Background and aims: The study aimed to assess the potential of proteoglycans (PG) and collagens as serological biomarkers in the abdominal aortic aneurysm (AAA). Furthermore, we investigated the underlying mechano-biological interactions and signaling pathways.
Methods: Tissue and serum samples from patients with ruptured AAA (rAAA, n=29), elective AAA (eAAA, n=78), and healthy individuals (n=8) were evaluated by histology, immunohistochemistry and Enzyme-linked Immunosorbent Assay (ELISA), mechanical properties were assessed by tensile tests. Regulatory pathways were determined by membrane-based sandwich immunoassay.
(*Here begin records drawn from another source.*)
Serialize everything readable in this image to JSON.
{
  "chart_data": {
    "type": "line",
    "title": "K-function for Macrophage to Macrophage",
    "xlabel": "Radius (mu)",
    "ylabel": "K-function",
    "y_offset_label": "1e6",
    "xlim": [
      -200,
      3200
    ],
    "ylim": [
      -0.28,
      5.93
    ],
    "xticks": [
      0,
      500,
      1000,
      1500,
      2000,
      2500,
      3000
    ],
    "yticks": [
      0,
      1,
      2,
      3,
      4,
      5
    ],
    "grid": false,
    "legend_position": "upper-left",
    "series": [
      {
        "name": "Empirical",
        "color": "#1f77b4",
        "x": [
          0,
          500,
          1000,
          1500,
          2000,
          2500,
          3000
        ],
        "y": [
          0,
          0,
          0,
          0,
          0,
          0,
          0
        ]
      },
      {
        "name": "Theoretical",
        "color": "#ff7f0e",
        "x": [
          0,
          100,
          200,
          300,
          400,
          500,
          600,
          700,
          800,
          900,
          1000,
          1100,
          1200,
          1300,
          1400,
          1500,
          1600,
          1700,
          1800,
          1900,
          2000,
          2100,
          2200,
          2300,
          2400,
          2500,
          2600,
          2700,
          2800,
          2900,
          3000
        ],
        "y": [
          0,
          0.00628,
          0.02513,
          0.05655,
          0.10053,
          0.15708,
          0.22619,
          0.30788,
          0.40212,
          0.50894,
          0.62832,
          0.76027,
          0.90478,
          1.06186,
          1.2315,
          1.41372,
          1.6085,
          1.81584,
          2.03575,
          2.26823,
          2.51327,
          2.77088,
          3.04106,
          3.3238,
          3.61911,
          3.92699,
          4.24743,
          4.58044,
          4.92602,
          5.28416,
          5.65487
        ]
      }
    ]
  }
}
Results: In AAA samples, collagen type I and III (Col1, Col3), chondroitin sulfate (CS), and dermatan sulfate (DS) were significantly increased compared to controls (3.0-, 3.2-, 1.3-, and 53-fold; p<0.01). Col1 and endocan were also elevated in the serum of AAA patients (3.6- and 6.0-fold; p<0.01), while DS was significantly decreased (2.5-fold; p<0.01). Histological scoring showed increased total PGs and focal accumulation in rAAA compared to eAAA. Tissue β-stiffness was higher in rAAA compared to eAAA (2.0-fold, p=0.02). Serum Col1 correlated with maximum tensile force and failure tension (r=0.448 and 0.333; p<0.01 and =0.02), tissue endocan correlated with α-stiffness (r=0.340; p<0.01). Signaling pathways in AAA were associated with ECM synthesis and VSMC proliferation. In particular, Src family kinases, PDGF- and EGF-related proteins seem to be involved.
Conclusions: Our findings reveal a structural association between collagen and PGs and their response to changes in mechanical loads in AAA. Particularly Col1 and endocan reflect the mechano-biological conditions of the aortic wall also in the patient’s serum and might serve for AAA risk stratification.